Por AFONSO CELSO FRANCO DE ALBUQUERQUE

Sobre o livro

Naqueles que foram os seus dias _Olhos Negros, a Irmandade da Sociedade do Vrill, e, em seus sonhos _Olhos Negros, o fogo fora lançado de forma insana e indiscriminada sobre todo o ser que há no Jardim, e, eram anjos contra anjos, e, o sangue de todos os inocentes foi derramado no Jardim, aquele ilustre cavalheiro que se vestia, todo de branco, aquele ilustre cavalheiro que fora recebido por seus rufiões na taberna matinal, e, para ele, a prenda destinada ao Portador foi vendida por apenas um óbolo para lhe servir aos seus libidos, aquele cavalheiro, o arauto da Tempestade, o enviado da Irmandade de Hórus, não estava só.

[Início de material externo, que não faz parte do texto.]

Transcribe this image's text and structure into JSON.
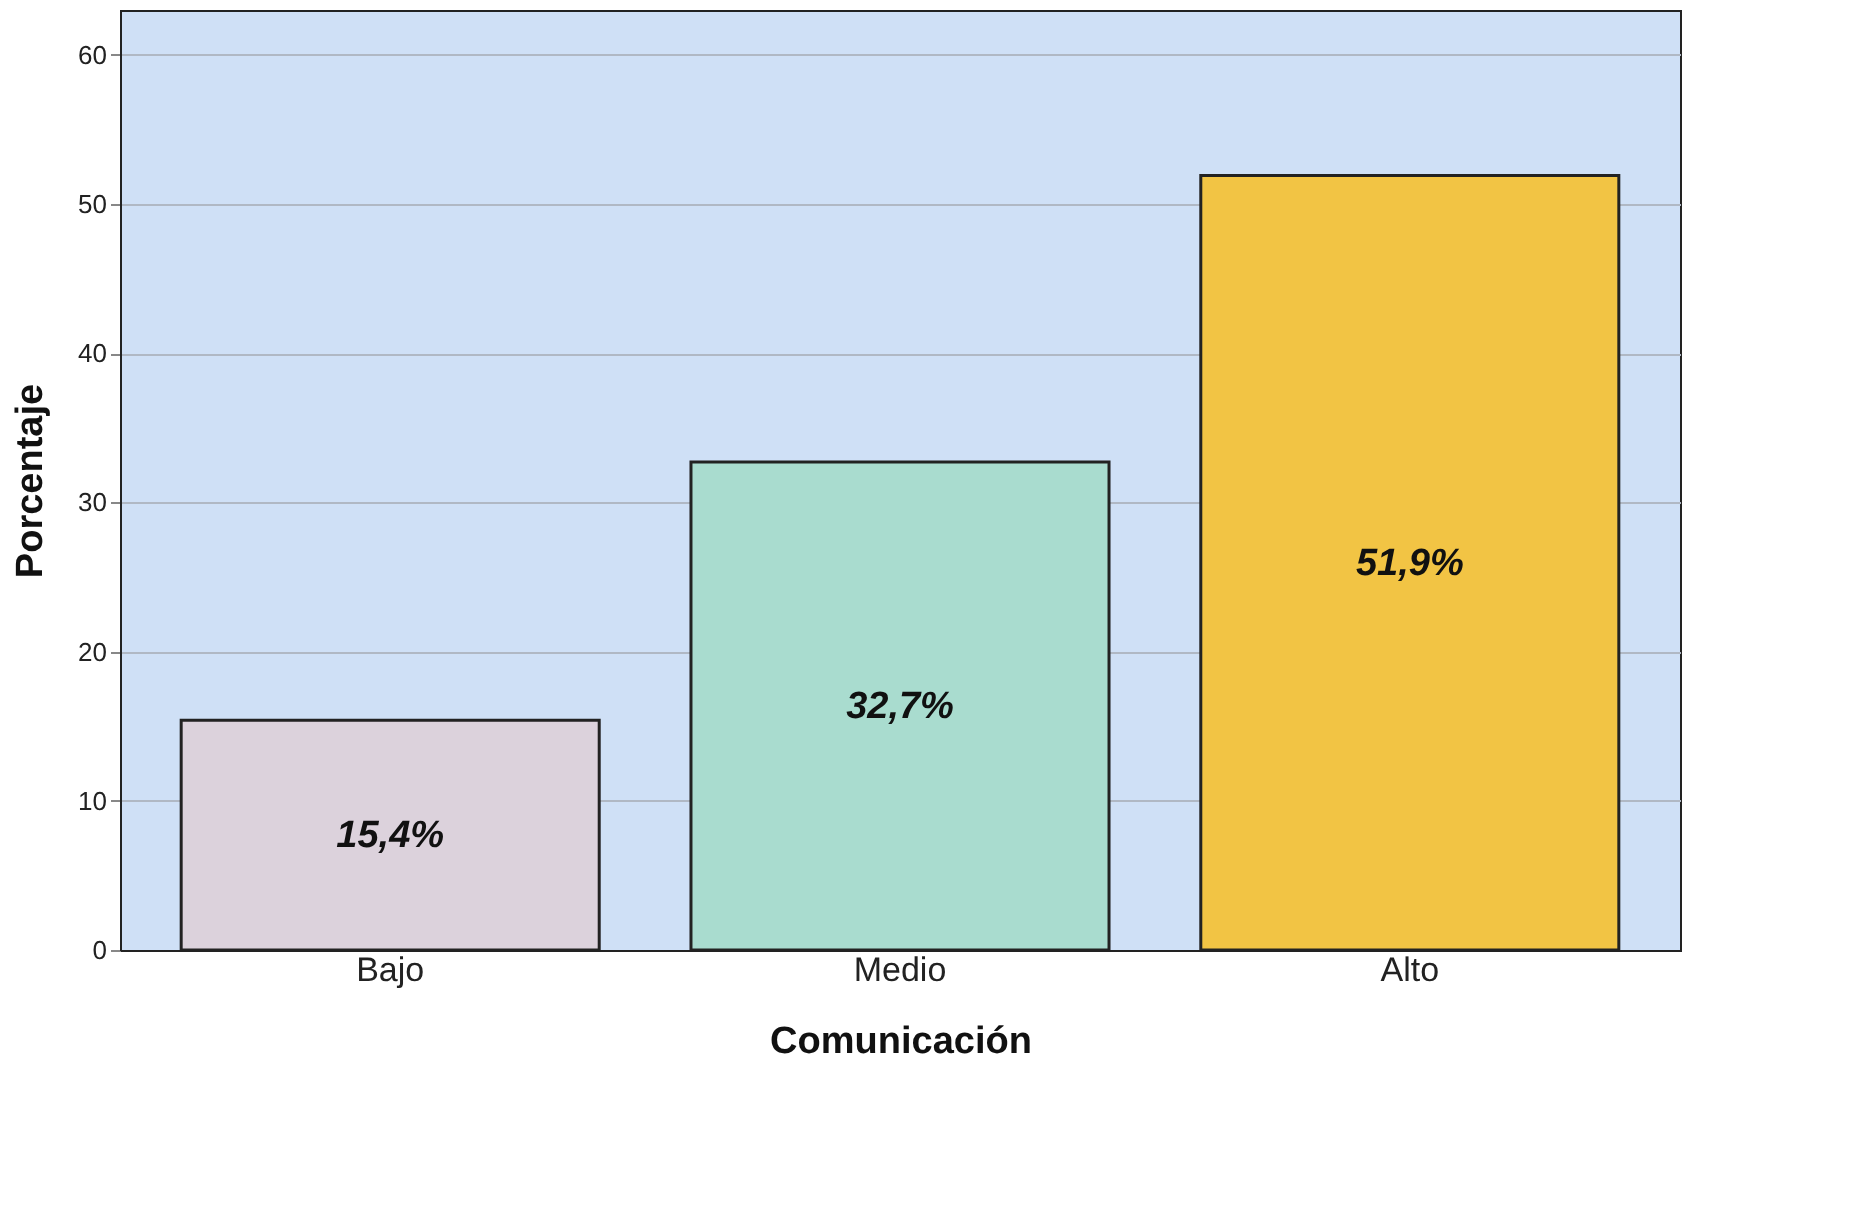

O cavalheiro que se vestia de vermelho e que portava em sua mão uma espada, estava presente no Jardim, e, foi que, a terça parte da relva verde se tornaria, em um milésimo de um instante, em um milésimo, em que, um brilho intenso no horizonte substituiria até mesmo a luz do próprio sol, cegando a todos que para aquele brilho olhassem, fulminando e vaporizando a todos que da fonte estivessem mais próximos, mesmo que, a milhares de jardas de distância, se tornariam cinzas.

E um terceiro cavalheiro e este se vestia todo de preto, eis que também ele estava presente no Jardim, e, ao lado dos seus irmãos, trazia consigo a chave do poço, e, desta imensa cratera surgiriam as criaturas mais hostis ao ser, surgiram pragas, e, surgiram pestes.